PYD Eşbaşkanından mesaj
Ardından Demokratik Birlik Partisi (PYD), Eşbaşkanı Xerîb Hiso’nun, sempozyuma gönderdiği mesajı okundu. İlk olarak katılımcıları selamlayan Hiso’nun mesajı şöyle: “Ortadoğu’daki son gelişmeler tehlikeli bir gündemi açığa çıkarmıştır. Bütün bedeli toplum ödüyor. Çocuklar bedel ödüyor, gençler bedel ödüyor. Bu tarz bir savaş bizleri Üçüncü Dünya Savaşı’na doğru çekiyor ve eğer bir çözüm bulunmazsa savaş etkisini daha da attıracaktır. Savaş sadece iki taraf arasında ya da iki devlet arasında yaşanmıyor. Bu savaş birçok devleti de içine çekecek, büyüyüp genişleyecek. Bu, en büyük tehlikedir. Bugüne kadar hiçbir devlet savaş karşısında demokratik, barışçıl bir çözüm bulmadı, arabuluculuk yapmadı. Bu güç ve imkan maalesef açığa çıkmıyor. Var olan devletler ve egemenler, kendi aralarında büyük rekabet içerisine girmiş, bu savaştan nasıl pay alacağına bakıyor. Bundan dolayı bu savaş genişliyor, büyük katliamlar yapılıyor, göçler oluyor, acı ve mağduriyet artıyor. Bu da toplumun gündelik yaşamını etkiliyor.
Bu savaşın önünü alabiliriz. Barışı getirebiliriz. Barışın yolu ve yöntemi de bellidir. Önder Apo, 25 yıldır ağır bir tecrit altında yaşıyor ve disiplin cezalarıyla tecrit derinleştiriliyor. Türkiye’nin yasalarına göre avukatlar, aileler gidip görebilir. Neden Önder Apo gündeme geldiğinde bütün bunlar yasaklanıyor. Bir ülkede hukuksal haklar ayaklar altına alınıyorsa o ülke demokratik değildir. Kürt sorununu halen ‘terör’ sorunu olarak görülüyor. Zihniyet bu olduğu sürece Türkiye toplumu da halkları da büyük bir tehlike altındadır. Sebebi Türkiye’nin içinden geçtiği krizdir. Bunun yolu ise Önder Apo ile görüşmeden geçer. Önder Apo muhatap alınmalıdır. Bu savaşı sizde sonlandırabilirsiniz. Türkiye’de de aydın yazarlar, bir kampanya başlatabilir. Artık zaman toplum zamanıdır. İnsanlar el ele verirse en büyük gücü elde edebilir. Ellerinde silah olan devletin nasıl yok olduğunu gördük. Bunu Türkiye’de gördü. Hep birlikte bu barışta rol oynayabilmemiz gerekiyor. Barışçıl diyaloğu destekleye bilmemiz için Önder Apo’ya ses vermemiz lazım ki özgürleşsin. Önder Apo’yu bu çözümün muhatabı, barış ve demokrasinin muhatabı olarak görüyoruz.”
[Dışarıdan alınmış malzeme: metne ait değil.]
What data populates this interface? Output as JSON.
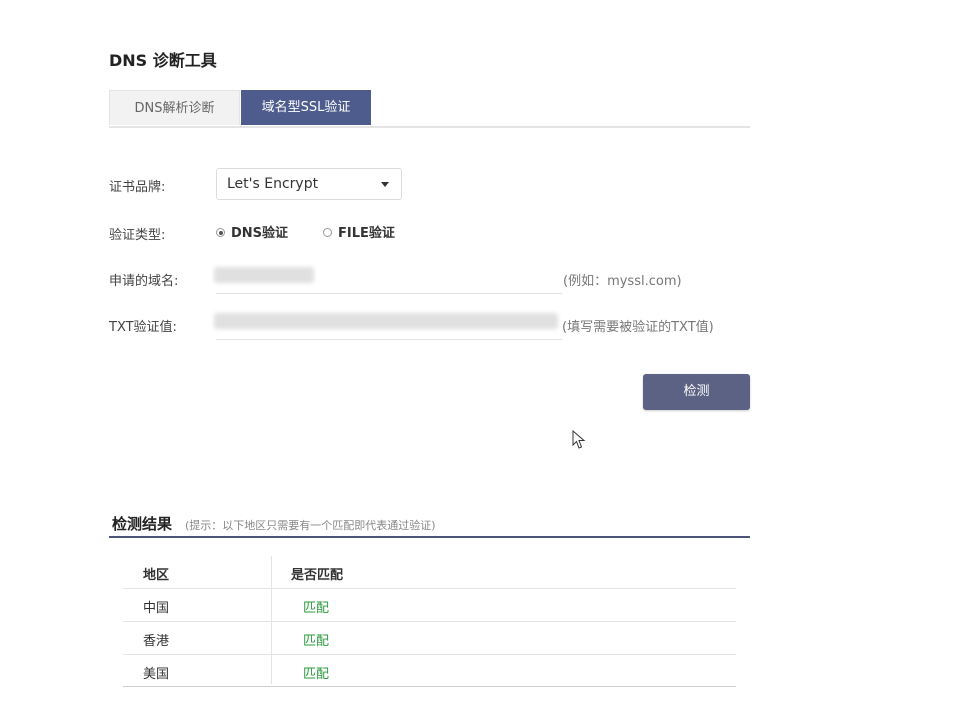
{
  "page": {
    "title": "DNS 诊断工具"
  },
  "tabs": [
    {
      "label": "DNS解析诊断",
      "active": false
    },
    {
      "label": "域名型SSL验证",
      "active": true
    }
  ],
  "form": {
    "brand_label": "证书品牌:",
    "brand_value": "Let's Encrypt",
    "type_label": "验证类型:",
    "type_options": [
      {
        "label": "DNS验证",
        "checked": true
      },
      {
        "label": "FILE验证",
        "checked": false
      }
    ],
    "domain_label": "申请的域名:",
    "domain_hint": "(例如：myssl.com)",
    "txt_label": "TXT验证值:",
    "txt_hint": "(填写需要被验证的TXT值)",
    "check_button": "检测"
  },
  "results": {
    "title": "检测结果",
    "hint": "(提示：以下地区只需要有一个匹配即代表通过验证)",
    "columns": [
      "地区",
      "是否匹配"
    ],
    "rows": [
      {
        "region": "中国",
        "match": "匹配"
      },
      {
        "region": "香港",
        "match": "匹配"
      },
      {
        "region": "美国",
        "match": "匹配"
      }
    ]
  },
  "colors": {
    "accent": "#4e5c8d",
    "button": "#5b6283",
    "match": "#2a9a3e"
  }
}
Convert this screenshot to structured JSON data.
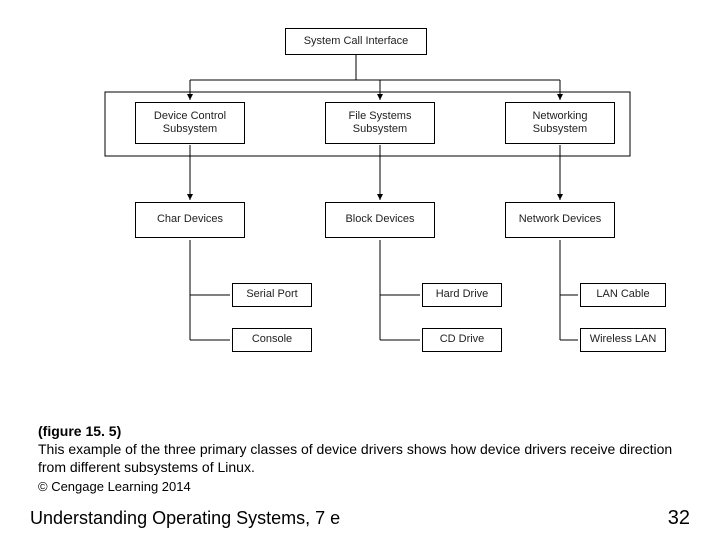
{
  "boxes": {
    "top": "System Call Interface",
    "sub1": "Device Control\nSubsystem",
    "sub2": "File Systems\nSubsystem",
    "sub3": "Networking\nSubsystem",
    "dev1": "Char Devices",
    "dev2": "Block Devices",
    "dev3": "Network Devices",
    "leaf1a": "Serial Port",
    "leaf1b": "Console",
    "leaf2a": "Hard Drive",
    "leaf2b": "CD Drive",
    "leaf3a": "LAN Cable",
    "leaf3b": "Wireless LAN"
  },
  "caption": {
    "label": "(figure 15. 5)",
    "text": "This example of the three primary classes of device drivers shows how device drivers receive direction from different subsystems of Linux.",
    "copyright": "© Cengage Learning 2014"
  },
  "footer": {
    "book": "Understanding Operating Systems, 7 e",
    "page": "32"
  }
}
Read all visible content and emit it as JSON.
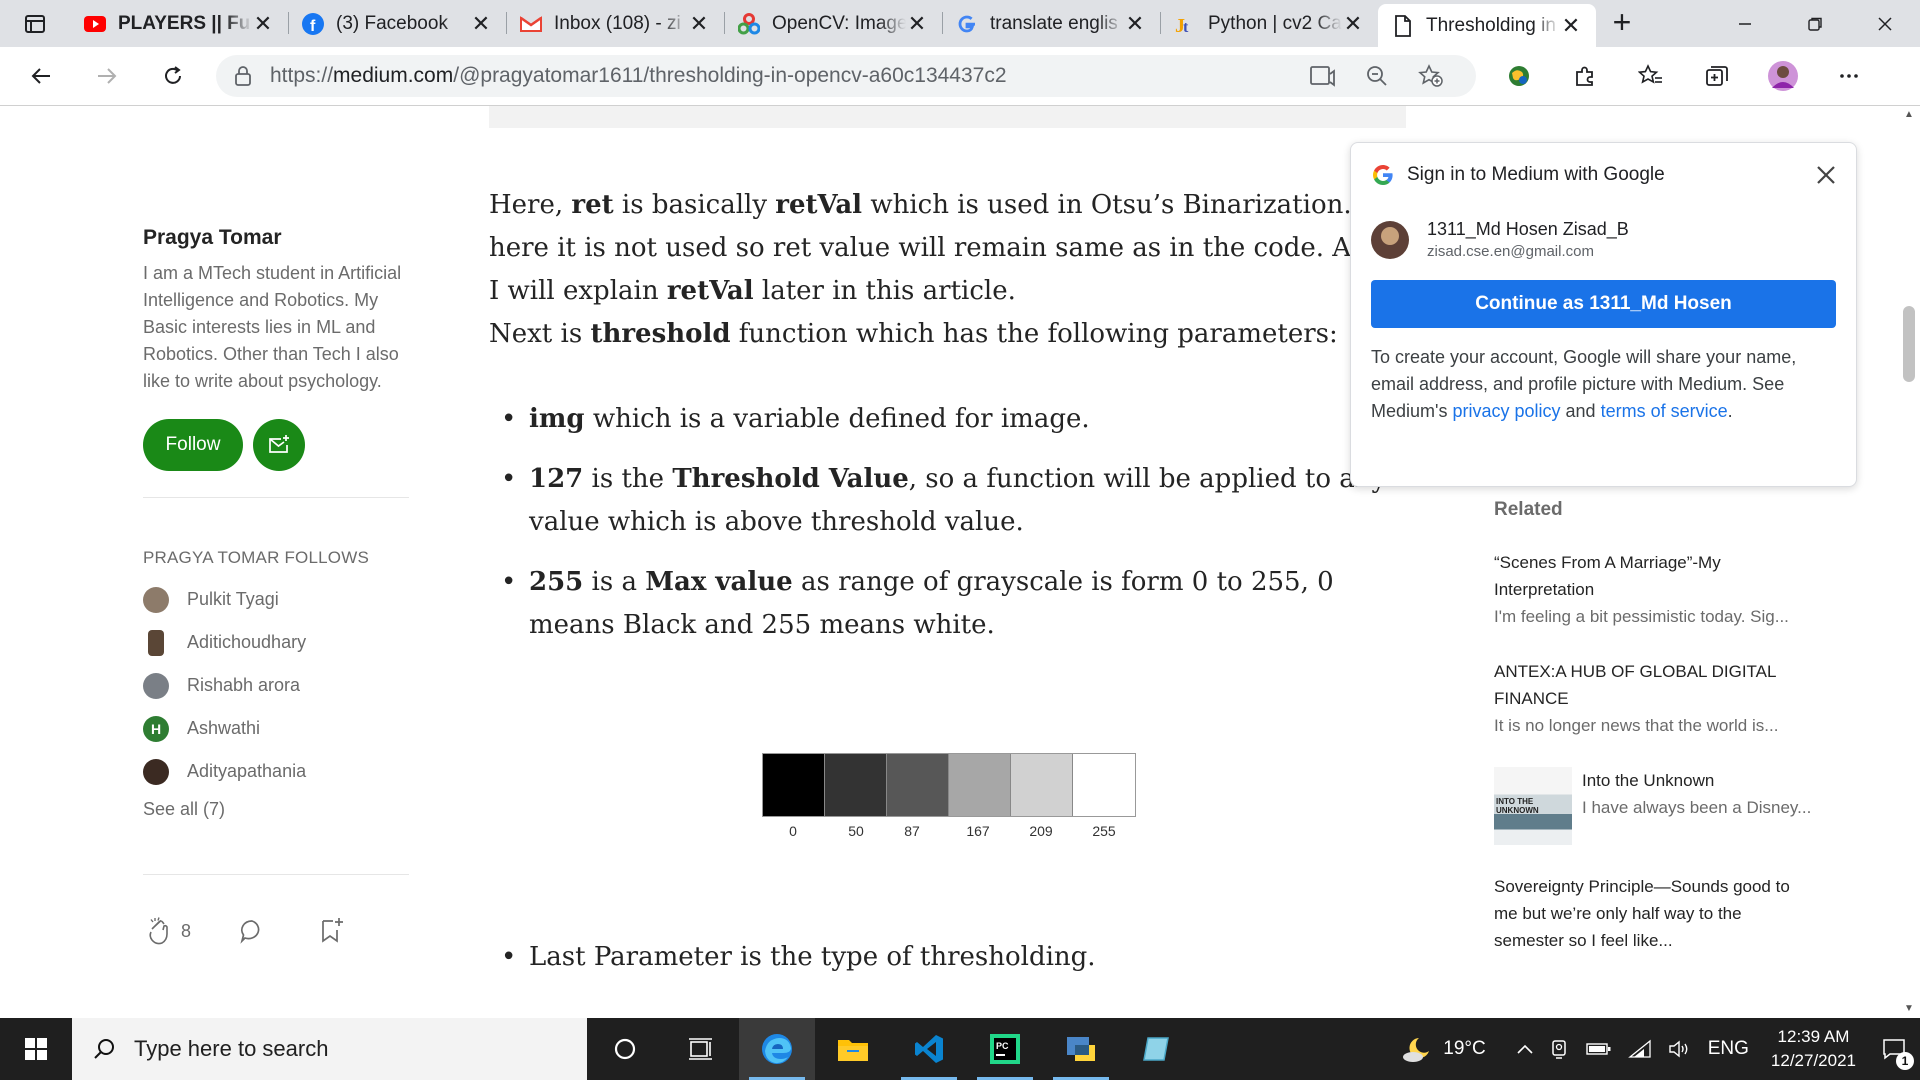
{
  "browser": {
    "tabs": [
      {
        "title": "PLAYERS || Full",
        "favicon": "youtube-icon",
        "bold": true
      },
      {
        "title": "(3) Facebook",
        "favicon": "facebook-icon",
        "bold": false
      },
      {
        "title": "Inbox (108) - zi",
        "favicon": "gmail-icon",
        "bold": false
      },
      {
        "title": "OpenCV: Image",
        "favicon": "opencv-icon",
        "bold": false
      },
      {
        "title": "translate englis",
        "favicon": "google-icon",
        "bold": false
      },
      {
        "title": "Python | cv2 Ca",
        "favicon": "javatpoint-icon",
        "bold": false
      },
      {
        "title": "Thresholding in",
        "favicon": "page-icon",
        "bold": false,
        "active": true
      }
    ],
    "url_prefix": "https://",
    "url_host": "medium.com",
    "url_path": "/@pragyatomar1611/thresholding-in-opencv-a60c134437c2"
  },
  "author": {
    "name": "Pragya Tomar",
    "bio": "I am a MTech student in Artificial Intelligence and Robotics. My Basic interests lies in ML and Robotics. Other than Tech I also like to write about psychology.",
    "follow_label": "Follow",
    "follows_heading": "PRAGYA TOMAR FOLLOWS",
    "follows": [
      {
        "name": "Pulkit Tyagi",
        "avatar_color": "#8d7b6a",
        "initial": ""
      },
      {
        "name": "Aditichoudhary",
        "avatar_color": "#5a4636",
        "initial": ""
      },
      {
        "name": "Rishabh arora",
        "avatar_color": "#7a7f86",
        "initial": ""
      },
      {
        "name": "Ashwathi",
        "avatar_color": "#2e7d32",
        "initial": "H"
      },
      {
        "name": "Adityapathania",
        "avatar_color": "#3b2a22",
        "initial": ""
      }
    ],
    "see_all": "See all (7)",
    "clap_count": "8"
  },
  "article": {
    "para1_a": "Here, ",
    "para1_b": "ret",
    "para1_c": " is basically ",
    "para1_d": "retVal",
    "para1_e": " which is used in Otsu’s Binarization. But here it is not used so ret value will remain same as in the code. And, I will explain ",
    "para1_f": "retVal",
    "para1_g": " later in this article.",
    "para2_a": "Next is ",
    "para2_b": "threshold",
    "para2_c": " function which has the following parameters:",
    "b1_a": "img",
    "b1_b": " which is a variable defined for image.",
    "b2_a": "127",
    "b2_b": " is the ",
    "b2_c": "Threshold Value",
    "b2_d": ", so a function will be applied to any value which is above threshold value.",
    "b3_a": "255",
    "b3_b": " is a ",
    "b3_c": "Max value",
    "b3_d": " as range of grayscale is form 0 to 255, 0 means Black and 255 means white.",
    "last_param": "Last Parameter is the type of thresholding."
  },
  "grayscale_figure": {
    "swatches": [
      "#000000",
      "#333333",
      "#575757",
      "#a7a7a7",
      "#d1d1d1",
      "#ffffff"
    ],
    "labels": [
      "0",
      "50",
      "87",
      "167",
      "209",
      "255"
    ]
  },
  "related": {
    "heading": "Related",
    "items": [
      {
        "title": "“Scenes From A Marriage”-My Interpretation",
        "sub": "I'm feeling a bit pessimistic today. Sig..."
      },
      {
        "title": "ANTEX:A HUB OF GLOBAL DIGITAL FINANCE",
        "sub": "It is no longer news that the world is..."
      },
      {
        "title": "Into the Unknown",
        "sub": "I have always been a Disney...",
        "thumb_text": "INTO THE UNKNOWN"
      },
      {
        "title": "Sovereignty Principle—Sounds good to me but we’re only half way to the semester so I feel like...",
        "sub": ""
      }
    ]
  },
  "google_popup": {
    "title": "Sign in to Medium with Google",
    "account_name": "1311_Md Hosen Zisad_B",
    "account_email": "zisad.cse.en@gmail.com",
    "continue_label": "Continue as 1311_Md Hosen",
    "disclaimer_a": "To create your account, Google will share your name, email address, and profile picture with Medium. See Medium's ",
    "privacy_link": "privacy policy",
    "disclaimer_b": " and ",
    "terms_link": "terms of service",
    "disclaimer_c": "."
  },
  "taskbar": {
    "search_placeholder": "Type here to search",
    "weather": "19°C",
    "language": "ENG",
    "time": "12:39 AM",
    "date": "12/27/2021",
    "notification_count": "1"
  }
}
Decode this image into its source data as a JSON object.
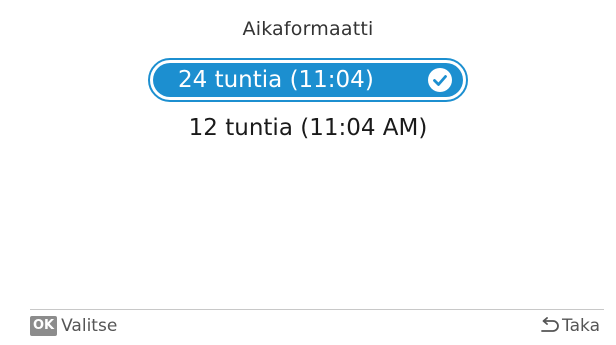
{
  "screen": {
    "title": "Aikaformaatti"
  },
  "options": [
    {
      "label": "24 tuntia (11:04)",
      "selected": true,
      "icon": "check-circle-icon"
    },
    {
      "label": "12 tuntia (11:04 AM)",
      "selected": false
    }
  ],
  "footer": {
    "ok_badge": "OK",
    "select_label": "Valitse",
    "back_label": "Taka",
    "back_icon": "back-arrow-icon"
  },
  "colors": {
    "accent": "#1c8fd0",
    "text": "#1a1a1a",
    "muted": "#555555",
    "badge": "#8c8c8c"
  }
}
FHKC: Zaferi birlikte kutlayacağız
Filistin Halk Kurtuluş Cephesi’nden Ebu Arap da sempozyuma videolu mesaj gönderdi. Mesajda, şu ifadeler yer aldı: “Filistin halkının kararlılığı tüm bu Siyonist ve Amerikan planlarını boşa düşürecektir. Zaferimizi hep birlikte kutlayacağız. Bunun için işgale karşı ulusal kurtuluş hareketlerini destekleyeceğiz. Ortadoğu’nun geleceği İsrail ve ABD’nin öngördüğü gibi olmayacak; halkların iradesi yansıyacaktır. Kudüs’te buluşmak dileğiyle.”
Sempozyum, ikinci oturumla devam ediyor.